Culture ClubSeptember 19, 2012
- a small shop selling groceries and general goods in a mainly residential area.
- a small , bona fide one-hit wonder pop group who release consistently brilliant Eastern-flavoured lo-fi indie-pop records with a side order of pakora and funk.
Cornershop have, believe it or not, been a going for concern for over 20 years. Formed by mainstays Tjinder Singh and Ben Ayers in 1991, they are a multi-cultural collective. This is reflected in the music they make – two-thirds Asian-fragranced and one-third steeped in Western indie rock convention.
I remember reading about them in Melody Maker when the band were pictured burning an image of Morrissey (bottom image), who at the time was flirting with the wrong side of the Right and as a result had everyone and anyone with half an ounce of decency calling him a racist. I bought their first single, In The Days Of Ford Cortina, pressed on 7 inches of beige, curry-coloured vinyl and was in truth disappointed in their seemingly rudderless and meandering grasp of melody and tunefulness. Things picked up with debut album Hold On It Hurts, and by the time they had recorded the 6am Jullandar Shere single, well, the band had truly hit their stride.
If the Velvet Underground had travelled further than the Lower East Side, or Can stepped out beyond East Germany, they might’ve come up with something as one-chord groovy as. …Jullandar Shere. Droney and druggy and dipped in reverb, it‘s a cracker. Rather than the Velvets preferred method of ear-splitting feedback accompanied by rudimentary drummer, or the meandering mumbled mumbo-jumbo that passes for a vocal track on many a Can record, Cornershop employ their own hotchpotch of tablas, tambours, sitars and guitars to create a monster that builds and builds and goes on and on for ever. Noel Gallagher, no stranger himself to a bit of pop-psych and a whistleable tune, liked it so much he took Cornershop along on one of Oasis’ many troubled US Tours.

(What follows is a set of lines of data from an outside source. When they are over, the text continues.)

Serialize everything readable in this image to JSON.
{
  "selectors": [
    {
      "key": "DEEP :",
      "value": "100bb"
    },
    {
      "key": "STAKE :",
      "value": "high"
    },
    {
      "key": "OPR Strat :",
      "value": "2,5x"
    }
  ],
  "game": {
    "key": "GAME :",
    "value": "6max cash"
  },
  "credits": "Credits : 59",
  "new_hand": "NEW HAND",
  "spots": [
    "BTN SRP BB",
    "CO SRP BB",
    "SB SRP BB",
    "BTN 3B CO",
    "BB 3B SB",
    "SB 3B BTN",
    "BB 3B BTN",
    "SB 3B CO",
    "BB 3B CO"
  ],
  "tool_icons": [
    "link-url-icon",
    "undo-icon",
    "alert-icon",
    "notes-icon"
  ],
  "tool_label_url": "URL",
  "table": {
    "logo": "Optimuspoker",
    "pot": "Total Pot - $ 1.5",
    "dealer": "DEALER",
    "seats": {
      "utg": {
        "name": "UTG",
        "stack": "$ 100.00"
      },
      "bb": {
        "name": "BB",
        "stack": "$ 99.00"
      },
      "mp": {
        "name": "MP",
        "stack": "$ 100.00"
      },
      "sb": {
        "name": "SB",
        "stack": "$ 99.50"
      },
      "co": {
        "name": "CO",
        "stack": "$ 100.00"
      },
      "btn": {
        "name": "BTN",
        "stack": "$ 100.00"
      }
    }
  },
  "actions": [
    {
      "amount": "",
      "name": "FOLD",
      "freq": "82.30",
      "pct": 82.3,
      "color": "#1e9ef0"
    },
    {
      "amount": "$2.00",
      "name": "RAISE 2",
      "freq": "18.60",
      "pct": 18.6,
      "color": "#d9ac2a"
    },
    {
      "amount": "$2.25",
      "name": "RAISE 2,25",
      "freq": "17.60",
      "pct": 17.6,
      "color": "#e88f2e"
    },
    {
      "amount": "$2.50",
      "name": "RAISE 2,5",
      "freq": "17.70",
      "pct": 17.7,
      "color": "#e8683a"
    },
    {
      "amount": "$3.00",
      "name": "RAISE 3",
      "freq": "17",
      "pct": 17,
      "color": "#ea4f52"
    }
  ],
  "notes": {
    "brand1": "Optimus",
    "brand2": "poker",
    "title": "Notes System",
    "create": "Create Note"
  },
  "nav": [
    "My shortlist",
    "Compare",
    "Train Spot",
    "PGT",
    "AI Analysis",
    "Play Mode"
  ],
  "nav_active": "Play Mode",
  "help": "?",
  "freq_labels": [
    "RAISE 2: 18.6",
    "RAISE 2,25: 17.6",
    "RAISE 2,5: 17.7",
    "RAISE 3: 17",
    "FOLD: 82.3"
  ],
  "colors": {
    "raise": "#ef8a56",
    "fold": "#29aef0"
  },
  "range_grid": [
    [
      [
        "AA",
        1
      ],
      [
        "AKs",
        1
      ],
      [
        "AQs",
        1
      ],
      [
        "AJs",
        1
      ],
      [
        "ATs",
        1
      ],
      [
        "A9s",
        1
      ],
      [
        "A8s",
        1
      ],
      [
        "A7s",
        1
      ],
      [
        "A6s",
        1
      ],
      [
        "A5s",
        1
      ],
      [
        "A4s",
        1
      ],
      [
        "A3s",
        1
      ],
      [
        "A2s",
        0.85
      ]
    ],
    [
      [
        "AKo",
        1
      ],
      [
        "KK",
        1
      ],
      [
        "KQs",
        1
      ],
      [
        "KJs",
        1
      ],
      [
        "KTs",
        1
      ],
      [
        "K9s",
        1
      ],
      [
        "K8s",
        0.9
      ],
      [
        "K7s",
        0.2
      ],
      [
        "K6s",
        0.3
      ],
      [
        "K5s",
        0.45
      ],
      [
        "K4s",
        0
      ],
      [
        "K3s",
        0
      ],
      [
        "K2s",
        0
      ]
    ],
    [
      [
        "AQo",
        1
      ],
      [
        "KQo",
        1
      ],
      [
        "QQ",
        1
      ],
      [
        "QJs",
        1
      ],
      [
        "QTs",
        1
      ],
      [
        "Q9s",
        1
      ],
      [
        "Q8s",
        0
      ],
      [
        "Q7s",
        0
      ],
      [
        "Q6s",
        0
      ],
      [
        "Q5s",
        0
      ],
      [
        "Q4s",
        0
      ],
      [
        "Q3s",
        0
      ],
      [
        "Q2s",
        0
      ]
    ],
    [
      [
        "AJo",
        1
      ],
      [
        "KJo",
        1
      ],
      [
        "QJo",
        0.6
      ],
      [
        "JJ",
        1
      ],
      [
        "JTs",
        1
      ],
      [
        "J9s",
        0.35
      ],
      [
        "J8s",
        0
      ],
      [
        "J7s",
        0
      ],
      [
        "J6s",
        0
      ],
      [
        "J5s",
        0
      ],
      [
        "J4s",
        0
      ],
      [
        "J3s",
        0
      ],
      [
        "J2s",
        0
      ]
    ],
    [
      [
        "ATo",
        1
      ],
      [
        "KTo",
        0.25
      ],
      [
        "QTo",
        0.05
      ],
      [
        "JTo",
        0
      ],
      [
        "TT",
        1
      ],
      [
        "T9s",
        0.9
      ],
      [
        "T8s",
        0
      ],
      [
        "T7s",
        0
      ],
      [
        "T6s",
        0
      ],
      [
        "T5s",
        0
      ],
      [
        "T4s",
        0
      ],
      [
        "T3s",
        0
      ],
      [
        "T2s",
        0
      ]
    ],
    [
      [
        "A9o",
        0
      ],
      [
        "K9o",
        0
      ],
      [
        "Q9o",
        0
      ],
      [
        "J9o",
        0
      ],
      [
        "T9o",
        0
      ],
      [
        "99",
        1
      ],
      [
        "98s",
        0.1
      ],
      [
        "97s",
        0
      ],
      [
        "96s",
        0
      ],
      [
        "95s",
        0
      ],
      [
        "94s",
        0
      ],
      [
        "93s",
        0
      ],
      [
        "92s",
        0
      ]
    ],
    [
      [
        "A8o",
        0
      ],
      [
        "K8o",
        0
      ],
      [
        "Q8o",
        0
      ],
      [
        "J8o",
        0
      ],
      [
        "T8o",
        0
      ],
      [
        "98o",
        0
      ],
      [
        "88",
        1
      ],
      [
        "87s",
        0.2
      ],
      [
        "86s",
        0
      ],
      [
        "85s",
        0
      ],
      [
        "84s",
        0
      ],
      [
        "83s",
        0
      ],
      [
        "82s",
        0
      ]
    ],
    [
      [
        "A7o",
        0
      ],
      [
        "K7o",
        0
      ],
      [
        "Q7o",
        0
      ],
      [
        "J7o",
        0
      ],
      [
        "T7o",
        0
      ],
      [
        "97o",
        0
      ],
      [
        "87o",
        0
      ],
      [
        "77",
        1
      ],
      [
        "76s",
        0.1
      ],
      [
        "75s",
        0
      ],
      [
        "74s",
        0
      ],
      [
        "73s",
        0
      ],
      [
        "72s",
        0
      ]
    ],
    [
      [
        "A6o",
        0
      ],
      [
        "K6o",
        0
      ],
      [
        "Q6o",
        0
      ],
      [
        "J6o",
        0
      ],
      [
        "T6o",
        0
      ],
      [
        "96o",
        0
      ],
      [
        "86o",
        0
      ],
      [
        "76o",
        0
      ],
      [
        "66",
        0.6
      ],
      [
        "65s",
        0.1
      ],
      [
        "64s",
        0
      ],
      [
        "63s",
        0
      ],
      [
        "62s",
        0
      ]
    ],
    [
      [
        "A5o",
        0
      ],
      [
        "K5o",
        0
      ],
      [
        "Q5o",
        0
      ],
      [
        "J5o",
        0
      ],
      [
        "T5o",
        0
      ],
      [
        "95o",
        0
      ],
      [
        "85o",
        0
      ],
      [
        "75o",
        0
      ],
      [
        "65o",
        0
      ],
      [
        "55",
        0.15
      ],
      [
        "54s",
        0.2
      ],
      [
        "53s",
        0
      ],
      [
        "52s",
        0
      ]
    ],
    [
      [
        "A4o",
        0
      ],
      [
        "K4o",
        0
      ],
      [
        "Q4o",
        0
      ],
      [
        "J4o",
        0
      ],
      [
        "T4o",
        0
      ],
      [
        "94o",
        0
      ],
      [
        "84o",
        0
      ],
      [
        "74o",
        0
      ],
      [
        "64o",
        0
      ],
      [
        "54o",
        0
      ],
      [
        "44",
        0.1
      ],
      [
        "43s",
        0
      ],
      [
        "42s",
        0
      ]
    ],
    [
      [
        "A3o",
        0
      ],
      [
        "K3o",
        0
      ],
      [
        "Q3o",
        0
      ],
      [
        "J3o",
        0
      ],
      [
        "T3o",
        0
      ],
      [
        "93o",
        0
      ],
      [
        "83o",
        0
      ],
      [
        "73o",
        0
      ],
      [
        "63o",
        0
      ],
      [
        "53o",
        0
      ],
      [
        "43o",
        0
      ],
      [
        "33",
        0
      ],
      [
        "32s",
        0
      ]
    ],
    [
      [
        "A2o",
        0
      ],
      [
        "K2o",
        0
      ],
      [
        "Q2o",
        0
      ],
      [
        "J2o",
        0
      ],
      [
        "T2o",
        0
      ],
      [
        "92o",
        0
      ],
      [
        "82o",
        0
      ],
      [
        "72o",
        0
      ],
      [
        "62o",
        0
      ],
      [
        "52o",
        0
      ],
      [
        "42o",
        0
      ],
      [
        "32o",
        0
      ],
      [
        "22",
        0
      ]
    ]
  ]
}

Creeping ever more into the mainstream, their big ker-ching moment came after Norman Cook remixed Brimful of Asha. The original single was taken from their most popular album, When I Was Born For The 7th Time (a big favourite round here when released). A mid-paced 3 chord strumalong, Brimful Of Asha is Tjinder’s ‘We Are Not Worthy‘ gesture to his musical heroes, specifically those of Asha Bhosle, an Indian ‘playback’ singer who sang the songs that many a Bollywood starlet would lip-synch to in the movies. If you listen closely, you’ll hear fellow playback superstars Lata Mangeshkar (Asha’s big sister) and Mohammad Rafi also being mentioned. Eagle-eared listeners might also spot references to Trojan Records and Marc Bolan. A terrific wee record, with its ‘everybody needs a bosom for a pillow‘ refrain, it barely scraped the charts and dropped into insignificance, until the Fatboy himself got involved. Norman Cook turned Asha into a brilliant big beat boutique of a record, all gargantuan drums, sped-up vocals and those incessant wee Fatboy keyboard stabs that you could argue are, by now, his trademark. This version of Brimful Of Asha went all the way to the toppermost of the poppermost, proof (if it was still needed) that in the mid 90s, everything Norman Cook touched turned to gold (literally, in Cornershop ‘s case – 400,000+ sales of Asha and counting).
Since then, Cornershop’s career has maintained a healthy, if marginal appeal. Favourite recent-ish track Double Decker Eyelashes reminds me somewhat bizzarely of the incidental music to Gregory’s Girl. It’s got that mid 70s jazzy, library music backing so beloved of Bill Forsyth in all of those brilliant films of his. And this year’s Urban Turban LP gathered together a series of low-key singles releases, including What Did The Hippy Have In His Bag?, a stupidly fruggable track that De La Soul might’ve done on another day. Flirting between Casio-flavoured hippity hoppity indie and 3 chord groovy shuffle-alongs, with a beat here and a bang(hra) there, they come across like the Asian half-cousin of Gorillaz. Yer actual cornershop to Damon’s global-straddling Wal-Mart, if you will. Cornershop may never grace the charts again in quite the same manner as they once did. But then, what guitar bands do in this day and age of gurning, desperate idiots from the telly?